Assistant Professor Maggie Shi
Assistant Professor Maggie Shi

A forthcoming paper examining Medicare’s largest initiative to track for wasteful spending reveals that every $1 that the government insurance program spent on monitoring from 2011-2015 generated $24–$29 in government savings—a massive return on investment – without negatively affecting patient health. The study also finds that technology adoption to help hospitals make decisions about patient stays was a significant driver of these results.

Authored by health economist Maggie Shi, an assistant professor at the University of Chicago Harris School of Public Policy, the paper looked at Medicare’s Recovery Audit Contractor (RAC) program to assess its effects on government savings, provider behavior, and patient health. Shi reports that the majority of the government savings created by the RACs stem from its deterrence of future care, rather than from reclaimed payments from patient care already delivered. Shi finds no evidence that patient health is harmed as a result, indicating that the effort primarily deters low-value or unnecessary care.

“The extent to which Medicare should monitor for wasteful spending depends on the balance between the savings generated and the effects and costs imposed on patients and providers,” Shi explained. “These findings suggest that audits of Medicare substantially reduce unnecessary spending without causing harm to patients. This has important implications for policymakers considering these kinds of trade-offs.”

Through the RAC program, private auditing firms (“RACs”) conduct manual reviews of individual Medicare claims (“audits”) to identify and reclaim payments for unnecessary care. At the program’s peak, four percent of all hospital admissions – Medicare’s largest expenditure category – were audited, and one percent of all Medicare inpatient revenue was reclaimed through the RAC program. These savings resulted mostly from hospitals scaling back on short stays and stays with diagnoses associated with high Medicare payment error rates, such as  ambiguous diagnoses like chest pain or after elective procedures like joint replacements.

Shi extrapolated these effects to all US hospitals, calculating that the RAC program would have led to upwards of $9 billion in Medicare savings from 2011 to 2015. Shi further discovered that most of these savings resulted from hospitals having adopted “medical necessity checking” software, which cross-references electronic health records with payer rules to advise on the medical necessity of care for individual patients. Hospitals subject to more audits were more likely to adopt this software.

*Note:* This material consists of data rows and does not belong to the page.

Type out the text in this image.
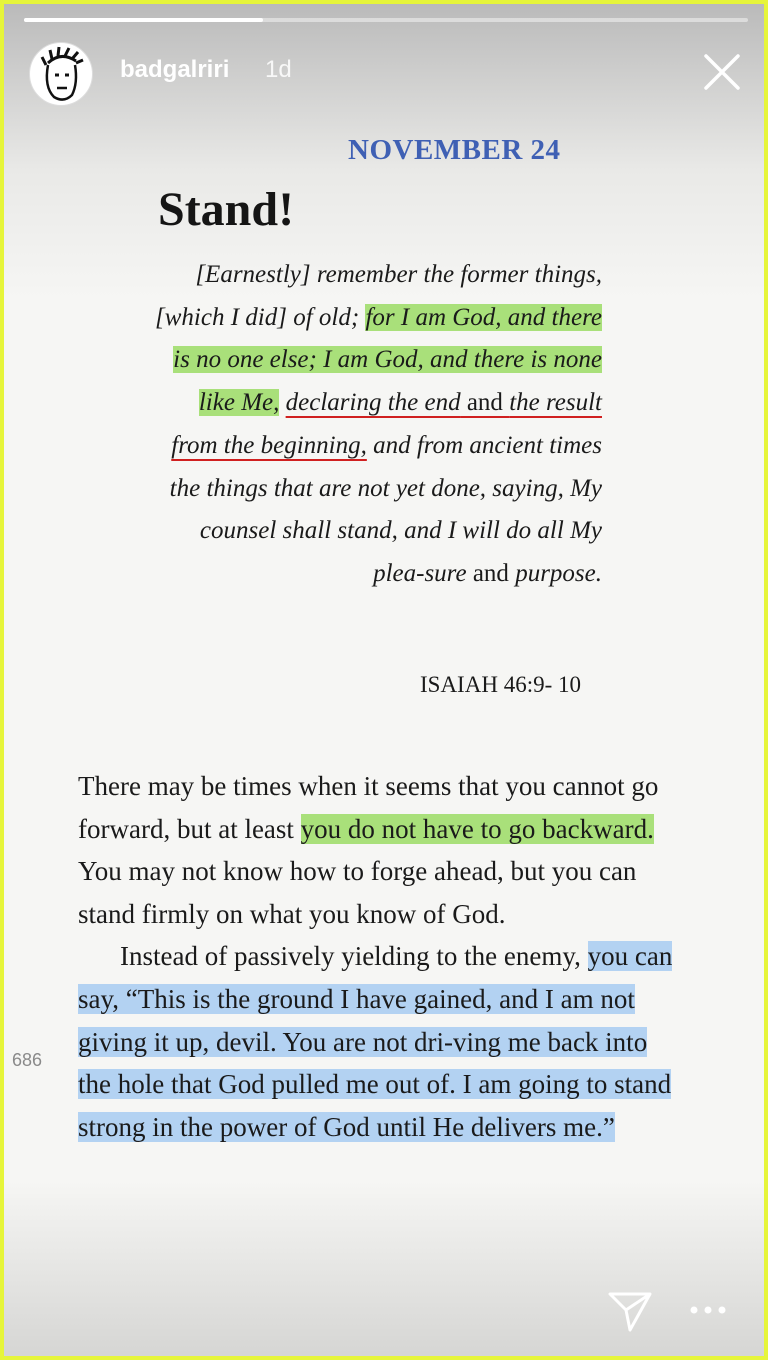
badgalriri 1d
NOVEMBER 24
Stand!
[Earnestly] remember the former things, [which I did] of old; for I am God, and there is no one else; I am God, and there is none like Me, declaring the end and the result from the beginning, and from ancient times the things that are not yet done, saying, My counsel shall stand, and I will do all My plea-sure and purpose.
ISAIAH 46:9- 10

There may be times when it seems that you cannot go forward, but at least you do not have to go backward. You may not know how to forge ahead, but you can stand firmly on what you know of God.

Instead of passively yielding to the enemy, you can say, “This is the ground I have gained, and I am not giving it up, devil. You are not dri-ving me back into the hole that God pulled me out of. I am going to stand strong in the power of God until He delivers me.”

686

Despite the substantial savings, hospital administrative costs actually rose at RAC’s onset as investments like technology adoption contributed to a one-time spike that occurs in 2011, but levels off in later years. This suggests that technology adoption rather than compliance costs drove the additional costs. Hospitals incur an average of $178–218 in administrative costs for every $1,000 saved over the five-year period the study tracked. 

“These results suggest that monitoring can be a highly effective tool to improve compliance and to combat waste in Medicare and potentially in public spending more broadly,” Shi concludes.  “It’s clear, as well, that technology solutions have an important role to play, which decisionmakers should consider as they assess these kinds of economic trade-offs.”